Common mistakes to avoid
The bad setup is usually a combination, not one board: unknown reclaimed timber, food soil pressed against it, and cutting work done beside the bed. Fix those three before worrying about the colour.
- using old deck boards without knowing whether they were CCA-treated
- building vegetable beds from railway ties or tar-smelling posts
- sanding or sawing old treated wood beside the bed
- lining the entire bottom so the bed becomes waterlogged
- burning treated wood or using the ash in the garden
Sources used
The main health distinction comes from the Forskning.no interviews with NMBU and NIBIO researchers. The legal references explain the CCA restrictions, and the extension material supports the raised-bed construction details. The label on your own boards and your local disposal rules still decide the final step.
- Forskning.no, 30 May 2026: Er det farlig å ha impregnerte materialer rundt grønnsakshagen? https://www.forskning.no/bygningsmaterialer-hage-helse/er-det-farlig-a-ha-impregnerte-materialer-rundt-gronnsakshagen/2669896
- Lovdata: Norwegian CCA-treated wood regulation. https://lovdata.no/LTI/forskrift/2001-09-10-1102
- EUR-Lex: Commission Directive 2003/2/EC on restrictions on arsenic. https://eur-lex.europa.eu/legal-content/EN/TXT/?uri=CELEX:32003L0002
- Oregon State University Extension: Pressure-treated wood for raised bed construction in Oregon. https://extension.oregonstate.edu/gardening/soil-compost/pressure-treated-wood-raised-bed-construction-willamette-valley
- University of Minnesota Extension: Raised bed gardens. https://extension.umn.edu/planting-and-growing-guides/raised-bed-gardens
- US EPA: Chromated Arsenicals (CCA) and Creosote. https://www.epa.gov/ingredients-used-pesticide-products/chromated-arsenicals-cca
FAQ about treated wood in vegetable beds
Can I use new pressure-treated lumber for a raised vegetable bed?
Use it only when the label says it is meant for residential outdoor use and ground contact.

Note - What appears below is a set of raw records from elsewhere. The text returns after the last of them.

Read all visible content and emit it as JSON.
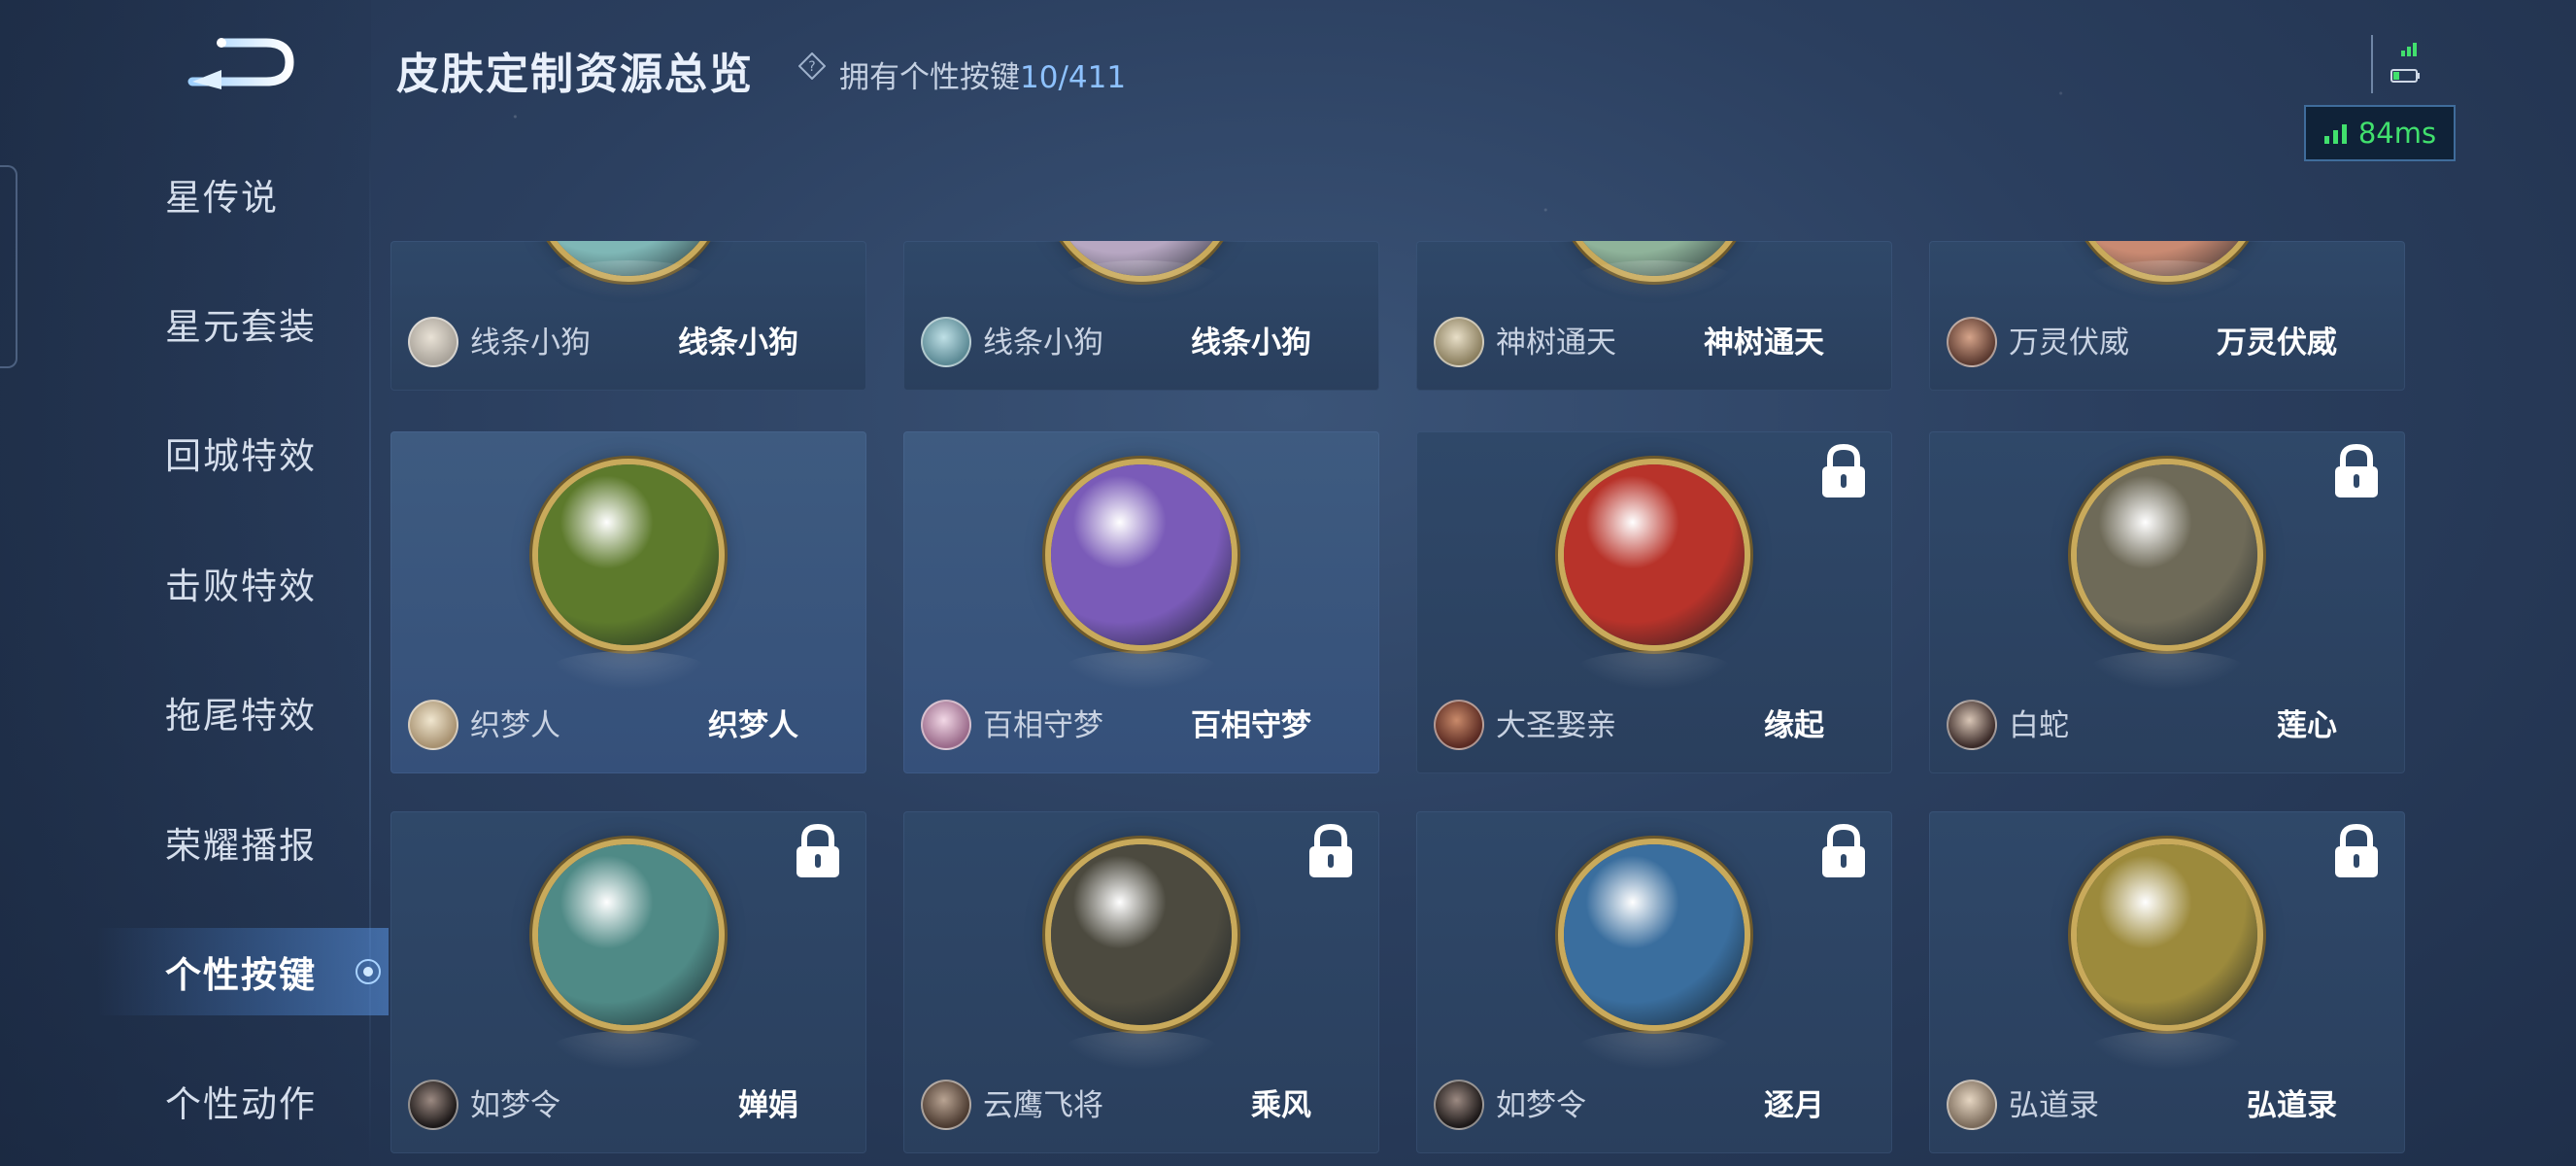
{
  "header": {
    "title": "皮肤定制资源总览",
    "owned_label": "拥有个性按键",
    "owned_count": "10/411",
    "ping": "84ms"
  },
  "sidebar": {
    "items": [
      {
        "label": "星传说"
      },
      {
        "label": "星元套装"
      },
      {
        "label": "回城特效"
      },
      {
        "label": "击败特效"
      },
      {
        "label": "拖尾特效"
      },
      {
        "label": "荣耀播报"
      },
      {
        "label": "个性按键",
        "active": true
      },
      {
        "label": "个性动作"
      }
    ]
  },
  "grid": {
    "top_row": [
      {
        "hero": "线条小狗",
        "skin": "线条小狗",
        "orb": "#7fb7b6"
      },
      {
        "hero": "线条小狗",
        "skin": "线条小狗",
        "orb": "#b7a7c2"
      },
      {
        "hero": "神树通天",
        "skin": "神树通天",
        "orb": "#8fb39a"
      },
      {
        "hero": "万灵伏威",
        "skin": "万灵伏威",
        "orb": "#c98a72"
      }
    ],
    "mid_row": [
      {
        "hero": "织梦人",
        "skin": "织梦人",
        "locked": false,
        "orb": "#5d7a2c"
      },
      {
        "hero": "百相守梦",
        "skin": "百相守梦",
        "locked": false,
        "orb": "#7a5bb8"
      },
      {
        "hero": "大圣娶亲",
        "skin": "缘起",
        "locked": true,
        "orb": "#b8332a"
      },
      {
        "hero": "白蛇",
        "skin": "莲心",
        "locked": true,
        "orb": "#6e6a58"
      }
    ],
    "bottom_row": [
      {
        "hero": "如梦令",
        "skin": "婵娟",
        "locked": true,
        "orb": "#4f8a86"
      },
      {
        "hero": "云鹰飞将",
        "skin": "乘风",
        "locked": true,
        "orb": "#4c4a3f"
      },
      {
        "hero": "如梦令",
        "skin": "逐月",
        "locked": true,
        "orb": "#3a6e9e"
      },
      {
        "hero": "弘道录",
        "skin": "弘道录",
        "locked": true,
        "orb": "#9c8a3c"
      }
    ]
  },
  "colors": {
    "accent": "#8ec2ff",
    "ping_green": "#41e06d",
    "gold_ring": "#c9aa5b"
  }
}
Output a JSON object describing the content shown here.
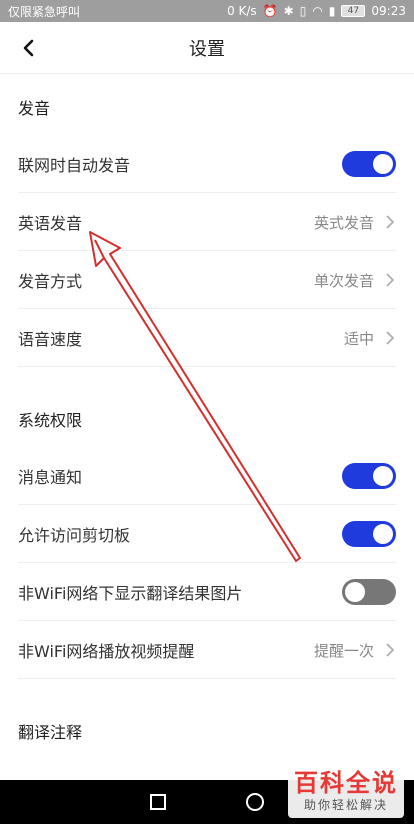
{
  "status_bar": {
    "left_text": "仅限紧急呼叫",
    "speed": "0 K/s",
    "battery": "47",
    "time": "09:23"
  },
  "header": {
    "title": "设置"
  },
  "sections": [
    {
      "title": "发音",
      "items": [
        {
          "label": "联网时自动发音",
          "toggle": true
        },
        {
          "label": "英语发音",
          "value": "英式发音"
        },
        {
          "label": "发音方式",
          "value": "单次发音"
        },
        {
          "label": "语音速度",
          "value": "适中"
        }
      ]
    },
    {
      "title": "系统权限",
      "items": [
        {
          "label": "消息通知",
          "toggle": true
        },
        {
          "label": "允许访问剪切板",
          "toggle": true
        },
        {
          "label": "非WiFi网络下显示翻译结果图片",
          "toggle": false
        },
        {
          "label": "非WiFi网络播放视频提醒",
          "value": "提醒一次"
        }
      ]
    },
    {
      "title": "翻译注释"
    }
  ],
  "watermark": {
    "main": "百科全说",
    "sub": "助你轻松解决"
  },
  "colors": {
    "accent": "#1f3bde",
    "toggle_off": "#777777",
    "annotation_arrow": "#d32f2f",
    "statusbar_bg": "#9e9e9e"
  }
}
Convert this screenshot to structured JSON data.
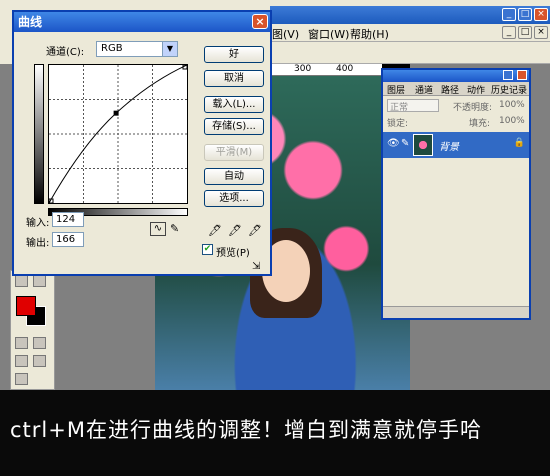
{
  "photoshop": {
    "window_buttons": [
      "_",
      "□",
      "×"
    ],
    "menu": [
      "图(V)",
      "窗口(W)",
      "帮助(H)"
    ],
    "ruler": [
      "300",
      "400"
    ]
  },
  "curves_dialog": {
    "title": "曲线",
    "channel_label": "通道(C):",
    "channel_value": "RGB",
    "input_label": "输入:",
    "input_value": "124",
    "output_label": "输出:",
    "output_value": "166",
    "buttons": {
      "ok": "好",
      "cancel": "取消",
      "load": "载入(L)...",
      "save": "存储(S)...",
      "smooth": "平滑(M)",
      "auto": "自动",
      "options": "选项..."
    },
    "preview_label": "预览(P)",
    "preview_checked": true,
    "curve_point": {
      "input": 124,
      "output": 166
    }
  },
  "layers_panel": {
    "tabs": [
      "图层",
      "通道",
      "路径",
      "动作",
      "历史记录"
    ],
    "blend_mode": "正常",
    "opacity_label": "不透明度:",
    "opacity_value": "100%",
    "lock_label": "锁定:",
    "fill_label": "填充:",
    "fill_value": "100%",
    "layer_name": "背景"
  },
  "caption": {
    "text": "ctrl+M在进行曲线的调整！增白到满意就停手哈"
  },
  "colors": {
    "foreground": "#e00000",
    "background": "#000000",
    "title_blue": "#1c55c7"
  }
}
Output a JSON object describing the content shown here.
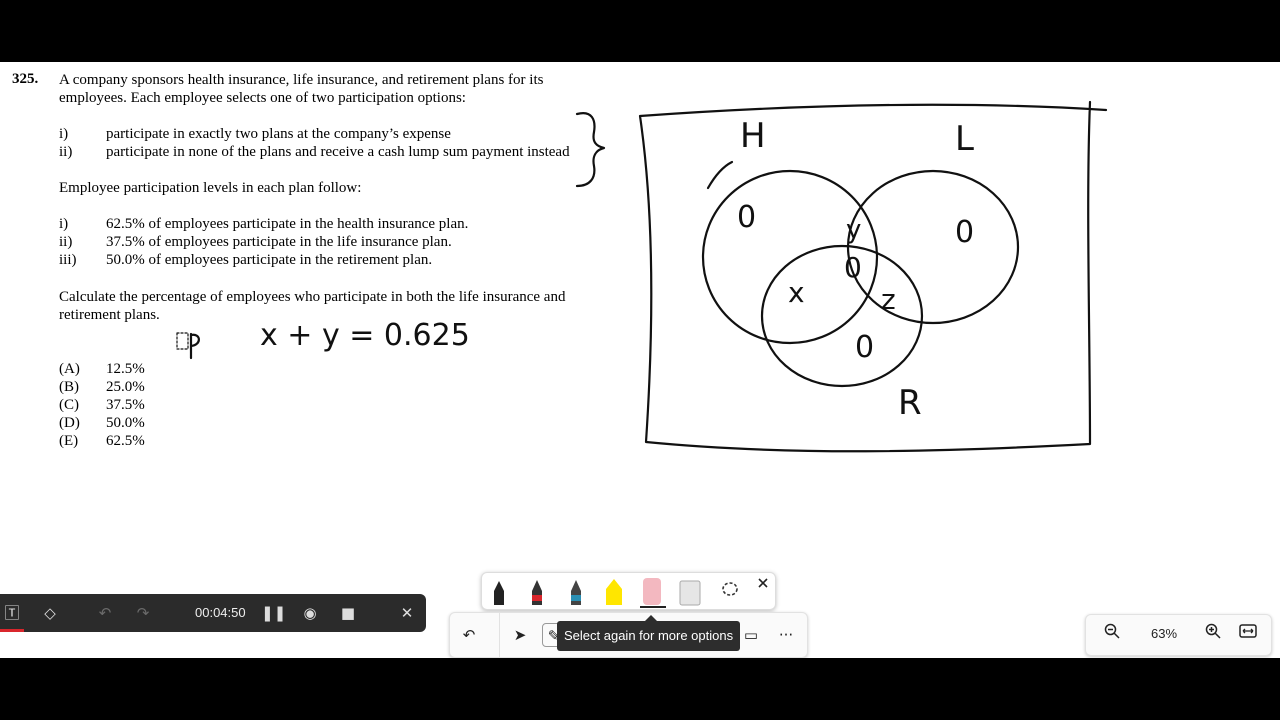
{
  "problem": {
    "number": "325.",
    "intro_lines": [
      "A company sponsors health insurance, life insurance, and retirement plans for its",
      "employees.  Each employee selects one of two participation options:"
    ],
    "options": [
      {
        "label": "i)",
        "text": "participate in exactly two plans at the company’s expense"
      },
      {
        "label": "ii)",
        "text": "participate in none of the plans and receive a cash lump sum payment instead"
      }
    ],
    "levels_heading": "Employee participation levels in each plan follow:",
    "levels": [
      {
        "label": "i)",
        "text": "62.5% of employees participate in the health insurance plan."
      },
      {
        "label": "ii)",
        "text": "37.5% of employees participate in the life insurance plan."
      },
      {
        "label": "iii)",
        "text": "50.0% of employees participate in the retirement plan."
      }
    ],
    "question_lines": [
      "Calculate the percentage of employees who participate in both the life insurance and",
      "retirement plans."
    ],
    "answers": [
      {
        "label": "(A)",
        "value": "12.5%"
      },
      {
        "label": "(B)",
        "value": "25.0%"
      },
      {
        "label": "(C)",
        "value": "37.5%"
      },
      {
        "label": "(D)",
        "value": "50.0%"
      },
      {
        "label": "(E)",
        "value": "62.5%"
      }
    ]
  },
  "annotations": {
    "equation": "x + y = 0.625",
    "venn_labels": {
      "h": "H",
      "l": "L",
      "r": "R"
    },
    "region_values": {
      "h_only": "0",
      "l_only": "0",
      "r_only": "0",
      "hl": "y",
      "center": "0",
      "hr": "x",
      "lr": "z"
    }
  },
  "recorder": {
    "time": "00:04:50"
  },
  "toolbar": {
    "tooltip": "Select again for more options",
    "more": "···"
  },
  "zoom": {
    "level": "63%"
  },
  "colors": {
    "pen_red": "#d9262c",
    "pen_teal": "#2b8fb3",
    "highlighter": "#ffe600"
  }
}
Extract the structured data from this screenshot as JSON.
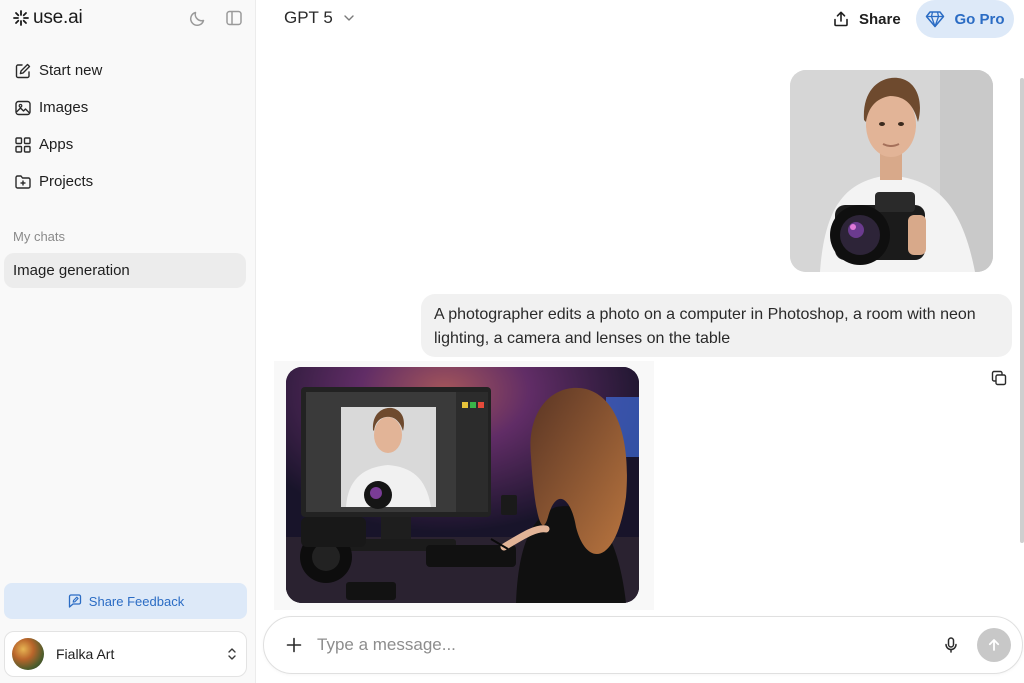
{
  "app": {
    "logo_text": "use.ai"
  },
  "sidebar": {
    "items": [
      {
        "label": "Start new",
        "icon": "edit-icon"
      },
      {
        "label": "Images",
        "icon": "image-icon"
      },
      {
        "label": "Apps",
        "icon": "grid-icon"
      },
      {
        "label": "Projects",
        "icon": "folder-plus-icon"
      }
    ],
    "section_label": "My chats",
    "chats": [
      {
        "label": "Image generation",
        "active": true
      }
    ],
    "feedback_label": "Share Feedback",
    "user": {
      "name": "Fialka Art"
    }
  },
  "header": {
    "model": "GPT 5",
    "share_label": "Share",
    "gopro_label": "Go Pro"
  },
  "chat": {
    "messages": [
      {
        "role": "user",
        "type": "image",
        "alt": "uploaded-portrait"
      },
      {
        "role": "user",
        "type": "text",
        "text": "A photographer edits a photo on a computer in Photoshop, a room with neon lighting, a camera and lenses on the table"
      },
      {
        "role": "assistant",
        "type": "image",
        "alt": "generated-image"
      }
    ]
  },
  "composer": {
    "placeholder": "Type a message..."
  },
  "colors": {
    "accent": "#2b6cc4",
    "accent_bg": "#dde9f8",
    "sidebar_bg": "#f9f9f9",
    "bubble_bg": "#f1f1f1"
  }
}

Keep the board outside a side liner, avoid burying fresh cut ends in the bed, and sow root crops a little away from the wall.
Should I remove an old treated-wood bed immediately?
A stable old bed can usually wait until the crop is harvested. Do not saw or sand it over the soil; add a liner where you can reach and plan the replacement for the next time the bed is empty.
Is copper dangerous for vegetables?
Copper is the reason a new board still deserves distance. It tends to stay in the soil strip nearest the timber, and extension studies have not found increased copper in tested vegetables, but a liner and a hand-width of spacing keep the edible part away from that edge.
Are railway ties safe for edible gardens?
Keep them out of edible beds. Many ties are creosote-treated, often smell tarry, and are poor material for soil that children, hands and salad leaves will touch.
What should I do with offcuts?
Sweep up sawdust, bag small pieces and take the lot to the local waste site as treated wood. Do not burn it, chip it for mulch, compost it or spread ash from it on beds.